PhoneHarness: Harnessing Phone-Use Agents through Mixed GUI, CLI, and Tool Actions
Summary
PhoneHarness is introduced as a novel mixed-action benchmark and execution harness designed to evaluate phone-use agents on verifiable mobile workflows. Current mobile-agent literature often focuses on GUI control, but real phone tasks demand agents decide between app GUIs, device-side commands, or structured tools, with verifiable side effects. PhoneHarness addresses this by running a device-side agent loop that integrates GUI, CLI, and host-side tool actions, featuring deterministic action routing, bounded GUI delegation, and auditable execution traces. Its accompanying benchmark, PhoneHarness Bench, assesses task completion via observable side effects, not just plausible final answers. On the annotated evaluation split, PhoneHarness achieves a 75.0% pass rate, surpassing the strongest non-PhoneHarness settings by 12.9 percentage points. This indicates that reliable phone automation relies on action-surface routing and verifiable execution, rather than solely visual GUI control.
Key takeaway
For AI Engineers developing mobile automation agents, you should prioritize designing systems that integrate mixed action types—GUI, CLI, and structured tools—rather than focusing solely on visual GUI control. Your evaluation metrics must shift to verifiable task completion based on observable side effects, not just plausible final states. This approach, demonstrated by PhoneHarness's 75.0% pass rate, is critical for achieving reliable and safe phone automation in real-world workflows.
Key insights
Reliable phone automation requires agents to integrate GUI, CLI, and tool actions with verifiable execution, moving beyond mere GUI control.
Principles
- Mobile agents need mixed-action capabilities.

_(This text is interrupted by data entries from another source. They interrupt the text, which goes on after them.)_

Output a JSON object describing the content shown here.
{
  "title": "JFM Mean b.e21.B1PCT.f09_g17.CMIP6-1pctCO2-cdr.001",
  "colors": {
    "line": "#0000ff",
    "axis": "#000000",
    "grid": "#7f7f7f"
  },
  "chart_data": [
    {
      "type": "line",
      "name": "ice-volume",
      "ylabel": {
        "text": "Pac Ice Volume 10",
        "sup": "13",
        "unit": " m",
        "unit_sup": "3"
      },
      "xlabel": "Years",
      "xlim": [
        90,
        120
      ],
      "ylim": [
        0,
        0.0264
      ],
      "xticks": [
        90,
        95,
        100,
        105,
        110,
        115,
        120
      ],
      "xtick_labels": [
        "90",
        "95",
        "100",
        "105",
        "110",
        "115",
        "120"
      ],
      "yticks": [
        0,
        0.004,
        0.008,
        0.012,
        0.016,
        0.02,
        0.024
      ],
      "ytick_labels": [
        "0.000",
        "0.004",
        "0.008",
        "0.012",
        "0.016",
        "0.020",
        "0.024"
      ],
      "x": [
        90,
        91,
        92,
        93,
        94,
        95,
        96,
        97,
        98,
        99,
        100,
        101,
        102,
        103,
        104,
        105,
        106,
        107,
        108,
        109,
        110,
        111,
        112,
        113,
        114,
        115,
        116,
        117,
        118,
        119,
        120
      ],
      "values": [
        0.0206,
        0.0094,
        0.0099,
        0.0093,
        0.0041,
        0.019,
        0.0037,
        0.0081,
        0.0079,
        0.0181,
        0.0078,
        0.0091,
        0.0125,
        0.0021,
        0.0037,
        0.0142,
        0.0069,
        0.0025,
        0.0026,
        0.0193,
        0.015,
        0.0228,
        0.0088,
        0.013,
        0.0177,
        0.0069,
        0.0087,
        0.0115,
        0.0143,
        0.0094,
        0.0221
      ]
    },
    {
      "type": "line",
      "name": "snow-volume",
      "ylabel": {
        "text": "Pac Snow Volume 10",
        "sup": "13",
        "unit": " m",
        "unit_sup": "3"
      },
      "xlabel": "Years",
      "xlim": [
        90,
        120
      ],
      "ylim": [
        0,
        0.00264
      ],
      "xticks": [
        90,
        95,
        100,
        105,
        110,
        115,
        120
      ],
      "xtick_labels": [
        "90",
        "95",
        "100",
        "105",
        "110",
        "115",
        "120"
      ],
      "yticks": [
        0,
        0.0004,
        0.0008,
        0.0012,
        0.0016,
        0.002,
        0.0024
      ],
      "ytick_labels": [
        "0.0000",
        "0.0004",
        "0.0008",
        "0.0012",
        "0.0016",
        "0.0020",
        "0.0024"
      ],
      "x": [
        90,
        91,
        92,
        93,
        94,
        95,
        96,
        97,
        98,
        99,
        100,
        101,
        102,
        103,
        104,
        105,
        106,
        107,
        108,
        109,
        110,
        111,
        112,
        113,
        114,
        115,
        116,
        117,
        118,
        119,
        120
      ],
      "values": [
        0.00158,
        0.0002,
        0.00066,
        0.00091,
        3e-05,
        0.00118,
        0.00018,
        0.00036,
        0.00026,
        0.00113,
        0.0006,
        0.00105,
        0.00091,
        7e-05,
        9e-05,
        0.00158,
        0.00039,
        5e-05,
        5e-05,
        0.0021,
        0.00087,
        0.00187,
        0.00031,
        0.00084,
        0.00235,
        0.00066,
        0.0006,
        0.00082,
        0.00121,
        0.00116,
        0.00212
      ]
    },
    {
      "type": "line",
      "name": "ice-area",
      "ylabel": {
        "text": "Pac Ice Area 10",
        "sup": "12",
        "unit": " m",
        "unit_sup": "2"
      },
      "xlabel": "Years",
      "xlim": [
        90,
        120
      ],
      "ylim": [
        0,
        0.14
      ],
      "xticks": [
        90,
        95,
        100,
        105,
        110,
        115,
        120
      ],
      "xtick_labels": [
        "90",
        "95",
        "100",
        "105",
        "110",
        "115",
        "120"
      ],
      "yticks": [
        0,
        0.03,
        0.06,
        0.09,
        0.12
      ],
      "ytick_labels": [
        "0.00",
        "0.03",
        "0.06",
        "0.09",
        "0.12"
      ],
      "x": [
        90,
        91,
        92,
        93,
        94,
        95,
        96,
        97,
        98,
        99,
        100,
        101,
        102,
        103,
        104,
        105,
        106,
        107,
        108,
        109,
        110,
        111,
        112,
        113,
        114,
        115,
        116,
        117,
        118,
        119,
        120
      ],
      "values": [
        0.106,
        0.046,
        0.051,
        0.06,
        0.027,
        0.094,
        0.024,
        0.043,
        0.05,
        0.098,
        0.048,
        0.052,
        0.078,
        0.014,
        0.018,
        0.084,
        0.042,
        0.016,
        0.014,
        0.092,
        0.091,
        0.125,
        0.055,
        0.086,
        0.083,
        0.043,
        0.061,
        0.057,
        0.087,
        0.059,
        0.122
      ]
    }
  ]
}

- Verifiable side effects are crucial for evaluation.
- Action-surface routing enhances reliability.
Method
PhoneHarness runs a device-side agent loop combining GUI, CLI, and host-side tool actions. It uses deterministic action routing, bounded GUI delegation, and auditable execution traces to verify task completion.
In practice
- Evaluate agents on observable side effects.
- Design agents for mixed GUI, CLI, tool actions.
- Implement auditable execution traces for tasks.
Topics
- Mobile Agents
- PhoneHarness
- GUI Automation
- CLI Automation
- Workflow Automation
- Verifiable Execution
Best for: Research Scientist, Machine Learning Engineer, AI Scientist, AI Engineer, Robotics Engineer
Related on AIssential
Editorial summary, takeaway, and curation by AIssential. Original article published by Computation and Language.